Due to each circuit board plant use to move back tin or tin plating technique and method for recovering waste liquid different, make the tin-stripping wastewater complicated component, and component fluctuation is very large.According to present investigation and analysis, tin-stripping wastewater can be divided into following three kinds:
The first is the tin-stripping wastewater I that contains more solid sediment, and this kind throw out is white, and main component is cassiterite (SnO
2), supernatant liquor is the green solution that contains a small amount of copper, but this tin-stripping wastewater storage is little.
The second is green muddy tin-stripping wastewater II.The characteristics of this kind tin-stripping wastewater II are obviously solid sediments of solution nothing itself, and solution is the colloidal sol shape than thickness, and proportion is 1.42~1.48g/cm
3, can see through common filter paper, only stay a small amount of sticky shape foreign material on the filter paper surface, this tin-stripping wastewater accounts for 85% left and right.Comparison of ingredients is complicated, mainly contains the metallic elements such as Sn, Cu, Fe, Pb, and its main component is as shown in table-1.

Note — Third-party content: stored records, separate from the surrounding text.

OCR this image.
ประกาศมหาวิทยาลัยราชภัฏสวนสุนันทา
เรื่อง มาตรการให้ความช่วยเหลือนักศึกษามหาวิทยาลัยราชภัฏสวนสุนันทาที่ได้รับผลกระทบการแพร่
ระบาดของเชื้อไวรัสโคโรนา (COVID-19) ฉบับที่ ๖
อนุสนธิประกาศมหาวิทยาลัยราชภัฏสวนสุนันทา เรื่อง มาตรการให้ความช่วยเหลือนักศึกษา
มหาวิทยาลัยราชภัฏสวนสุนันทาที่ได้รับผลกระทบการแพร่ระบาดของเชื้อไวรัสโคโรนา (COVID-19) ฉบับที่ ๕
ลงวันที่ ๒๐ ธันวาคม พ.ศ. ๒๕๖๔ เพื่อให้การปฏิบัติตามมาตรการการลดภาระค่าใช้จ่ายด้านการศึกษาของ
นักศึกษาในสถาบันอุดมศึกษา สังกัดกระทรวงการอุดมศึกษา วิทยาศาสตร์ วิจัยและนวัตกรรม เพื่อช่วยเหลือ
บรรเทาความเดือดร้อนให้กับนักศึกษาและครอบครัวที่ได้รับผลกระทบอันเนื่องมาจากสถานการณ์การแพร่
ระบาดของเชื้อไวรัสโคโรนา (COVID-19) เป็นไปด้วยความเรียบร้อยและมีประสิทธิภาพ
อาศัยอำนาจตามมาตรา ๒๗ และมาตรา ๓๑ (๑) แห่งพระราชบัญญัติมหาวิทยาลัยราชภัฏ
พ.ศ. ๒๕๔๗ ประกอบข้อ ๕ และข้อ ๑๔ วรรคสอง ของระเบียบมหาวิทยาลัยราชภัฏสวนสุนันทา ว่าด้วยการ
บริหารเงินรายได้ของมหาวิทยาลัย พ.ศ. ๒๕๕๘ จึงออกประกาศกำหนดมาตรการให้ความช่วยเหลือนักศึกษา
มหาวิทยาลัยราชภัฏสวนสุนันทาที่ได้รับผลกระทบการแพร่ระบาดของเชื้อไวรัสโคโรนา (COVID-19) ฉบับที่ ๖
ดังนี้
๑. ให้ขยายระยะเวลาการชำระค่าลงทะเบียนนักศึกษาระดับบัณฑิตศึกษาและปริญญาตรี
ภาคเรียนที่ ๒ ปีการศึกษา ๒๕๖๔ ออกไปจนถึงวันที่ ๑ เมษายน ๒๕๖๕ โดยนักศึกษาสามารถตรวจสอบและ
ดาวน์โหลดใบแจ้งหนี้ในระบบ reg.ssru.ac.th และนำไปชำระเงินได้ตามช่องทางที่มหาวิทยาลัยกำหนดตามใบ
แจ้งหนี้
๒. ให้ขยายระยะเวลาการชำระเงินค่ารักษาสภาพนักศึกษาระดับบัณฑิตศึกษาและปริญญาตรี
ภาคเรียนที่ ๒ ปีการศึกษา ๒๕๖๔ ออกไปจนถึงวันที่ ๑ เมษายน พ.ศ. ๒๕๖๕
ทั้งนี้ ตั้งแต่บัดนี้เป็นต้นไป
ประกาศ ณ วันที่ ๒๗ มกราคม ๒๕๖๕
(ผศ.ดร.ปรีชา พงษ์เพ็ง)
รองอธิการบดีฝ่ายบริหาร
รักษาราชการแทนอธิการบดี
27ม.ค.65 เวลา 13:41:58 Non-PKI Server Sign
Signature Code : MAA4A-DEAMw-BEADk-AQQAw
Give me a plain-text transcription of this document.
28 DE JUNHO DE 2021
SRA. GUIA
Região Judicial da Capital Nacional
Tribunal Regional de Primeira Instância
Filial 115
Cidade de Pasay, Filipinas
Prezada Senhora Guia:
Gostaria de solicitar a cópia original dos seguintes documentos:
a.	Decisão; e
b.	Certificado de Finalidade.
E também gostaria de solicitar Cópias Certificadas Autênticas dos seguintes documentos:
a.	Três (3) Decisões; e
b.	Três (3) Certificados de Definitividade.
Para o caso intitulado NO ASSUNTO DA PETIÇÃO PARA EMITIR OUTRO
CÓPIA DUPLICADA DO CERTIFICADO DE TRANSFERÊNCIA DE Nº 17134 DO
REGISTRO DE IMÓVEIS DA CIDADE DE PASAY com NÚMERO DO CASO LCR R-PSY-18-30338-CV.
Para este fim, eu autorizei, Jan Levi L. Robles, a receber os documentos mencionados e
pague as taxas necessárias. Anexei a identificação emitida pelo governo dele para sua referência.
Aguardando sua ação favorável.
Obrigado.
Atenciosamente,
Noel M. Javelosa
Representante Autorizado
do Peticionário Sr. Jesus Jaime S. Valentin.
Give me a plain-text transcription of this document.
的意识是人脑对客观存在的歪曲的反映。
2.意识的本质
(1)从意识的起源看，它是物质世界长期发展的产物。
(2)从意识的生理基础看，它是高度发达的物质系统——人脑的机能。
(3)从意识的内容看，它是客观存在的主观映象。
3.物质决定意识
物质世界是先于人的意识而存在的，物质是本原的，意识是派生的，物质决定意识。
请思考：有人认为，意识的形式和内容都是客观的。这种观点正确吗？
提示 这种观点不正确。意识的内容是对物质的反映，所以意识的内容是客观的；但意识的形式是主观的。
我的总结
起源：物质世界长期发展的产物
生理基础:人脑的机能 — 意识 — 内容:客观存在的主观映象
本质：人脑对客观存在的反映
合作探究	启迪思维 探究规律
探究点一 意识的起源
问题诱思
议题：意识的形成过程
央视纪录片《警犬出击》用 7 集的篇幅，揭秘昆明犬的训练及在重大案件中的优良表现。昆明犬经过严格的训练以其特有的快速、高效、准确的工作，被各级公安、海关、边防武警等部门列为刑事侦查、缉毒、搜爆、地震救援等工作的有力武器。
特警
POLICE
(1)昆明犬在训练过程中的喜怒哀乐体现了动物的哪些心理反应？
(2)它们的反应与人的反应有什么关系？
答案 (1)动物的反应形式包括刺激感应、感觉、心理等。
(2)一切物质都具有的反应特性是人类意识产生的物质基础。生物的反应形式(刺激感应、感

Table-1 tin-stripping wastewater II main component
| Composition | Sn | Cu | Pb | Fe |
| g/L | 50~150 | 30~50 | 40~60 | 10~40 |
Table-2 tin-stripping wastewater III supernatant liquor main components
| Composition | Sn | Cu | Pb | Fe | Ni |
| g/L | 0.10~1.00 | 1.00~10.00 | 0.001~0.100 | 0.001~0.020 | 0.001~0.010 |
[0010]The third is the tin-stripping wastewater III after the long-term storage natural sedimentation, and a small amount of white cassiterite precipitation (SnO is arranged at its bottom
2), supernatant liquor is main cupric by analysis, and other component content is less, and its composition is as shown in table-2.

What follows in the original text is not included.